İki yüzyıl öncesine kadar Atlıkaraca denmiştir. Sözcüğün etimolojisi üzerine en yaygın sav, İtalyanca Carousse'dan Karaca olarak değişmesidir.
Oysa İtalyanca carousse ve İspanyolca Garusso sözcüğü savaş oyunu anlamındadır ve 11. yüzyılda Arap ordularında savaşan Türklerin at eğitimi için kullandıkları bir alet ve eğlence amaçlı at oyunlarına verilen isimden türetilmiştir. At karaca ya da atlı karaca adlarıyla Anadolu'da hala yer isimleri mevcuttur.
Atlıkarınca ise Osmanlı toplum yaşamında önemli bir yer tutan seyirlik bir oyundur. Bellerine giydileri at kuklalarıyla müzik eşliğinde türlü gülünçlükler yapan oyuncuların gösterisidir. "...kukla, meddah, orta oyunu, tuluat, köy seyirlik oyunları, aşık karşılaşmaları,baranalar, fasıl heyetleri, halk oyunları, canbazlar, ayı oynatıcıları, atlıkarıncalar..."
Bu seyirlik oyunların giderek toplum hayatından çıkışı ile Atlı karaca, Atlıkarınca olarak adlandırılmaya başlanmıştır.
Geleneksel tipleri ve türünün ilk örnekleri dönen bir platformun üstüne yerleştirilmiş olan tahta atlar ya da değişik hayvanlardan oluşmaktaydı. Bunlar sadece bir eksen etrafında dönmemekte aynı zamanda atın veya hayvanın koşuşunu canlandırmak için yukarı ve aşağı yönde hareket etmektedirler.

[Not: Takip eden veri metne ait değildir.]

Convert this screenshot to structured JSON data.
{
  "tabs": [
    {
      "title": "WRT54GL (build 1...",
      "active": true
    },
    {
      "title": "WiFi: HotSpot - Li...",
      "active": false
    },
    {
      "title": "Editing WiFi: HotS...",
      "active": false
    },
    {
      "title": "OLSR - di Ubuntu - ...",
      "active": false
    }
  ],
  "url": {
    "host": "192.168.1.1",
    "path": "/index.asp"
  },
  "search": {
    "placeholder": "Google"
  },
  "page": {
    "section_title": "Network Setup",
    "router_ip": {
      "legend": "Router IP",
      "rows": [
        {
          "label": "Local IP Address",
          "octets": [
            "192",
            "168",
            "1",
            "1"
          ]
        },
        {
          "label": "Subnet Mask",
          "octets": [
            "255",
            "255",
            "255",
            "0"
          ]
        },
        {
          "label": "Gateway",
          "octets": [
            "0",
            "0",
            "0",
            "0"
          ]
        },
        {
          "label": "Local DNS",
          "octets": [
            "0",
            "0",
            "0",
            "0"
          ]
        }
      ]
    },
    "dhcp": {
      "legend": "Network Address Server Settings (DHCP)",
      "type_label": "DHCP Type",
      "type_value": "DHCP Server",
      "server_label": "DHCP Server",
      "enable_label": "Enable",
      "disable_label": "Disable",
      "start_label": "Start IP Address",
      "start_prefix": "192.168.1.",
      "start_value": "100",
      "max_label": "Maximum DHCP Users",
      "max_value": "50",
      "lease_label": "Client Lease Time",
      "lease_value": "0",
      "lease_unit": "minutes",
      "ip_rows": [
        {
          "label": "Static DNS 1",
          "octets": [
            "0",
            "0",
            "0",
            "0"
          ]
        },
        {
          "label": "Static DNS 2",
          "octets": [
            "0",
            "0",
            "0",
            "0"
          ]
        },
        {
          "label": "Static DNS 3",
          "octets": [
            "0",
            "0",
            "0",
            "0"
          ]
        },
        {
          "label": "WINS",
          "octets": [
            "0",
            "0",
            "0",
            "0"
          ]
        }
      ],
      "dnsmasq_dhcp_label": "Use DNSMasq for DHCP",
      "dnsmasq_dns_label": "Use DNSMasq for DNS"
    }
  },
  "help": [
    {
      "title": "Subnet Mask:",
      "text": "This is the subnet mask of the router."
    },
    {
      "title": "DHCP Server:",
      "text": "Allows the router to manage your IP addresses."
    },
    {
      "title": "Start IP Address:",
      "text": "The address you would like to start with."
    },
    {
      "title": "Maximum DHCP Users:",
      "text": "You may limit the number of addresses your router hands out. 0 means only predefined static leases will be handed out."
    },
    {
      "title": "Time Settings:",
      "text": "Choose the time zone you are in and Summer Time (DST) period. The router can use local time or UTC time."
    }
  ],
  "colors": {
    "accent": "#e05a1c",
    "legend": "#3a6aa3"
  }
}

Artık sadece atlar veya hayvanlar değil aynı zamanda arabalar, uçaklar ve hatta uzay araçları gibi modern makinaların da maketleri kullanılmaktadır. Atlıkarıncalar çoğunlukla lunaparklar gibi eğlence mekanlarında bulunmakla birlikte birçok alışveriş merkezinde ve diğer parklarda tek başlarına da bulunabilmektedirler.
Lunaparklarda büyük ve elektrik ile çalışan atlıkarıncalar bulunurken, çok basit üç dört çocuğun oturabileceği kadar küçük olan bir atlıkarınca sadece yere sabitlenmiş bir eksen ve ona dik açıyla bir bilyalı rulman mekanizmasıyla ilişkilendirilmiş dönen 3-4 oturaktan oluşabilmektedir.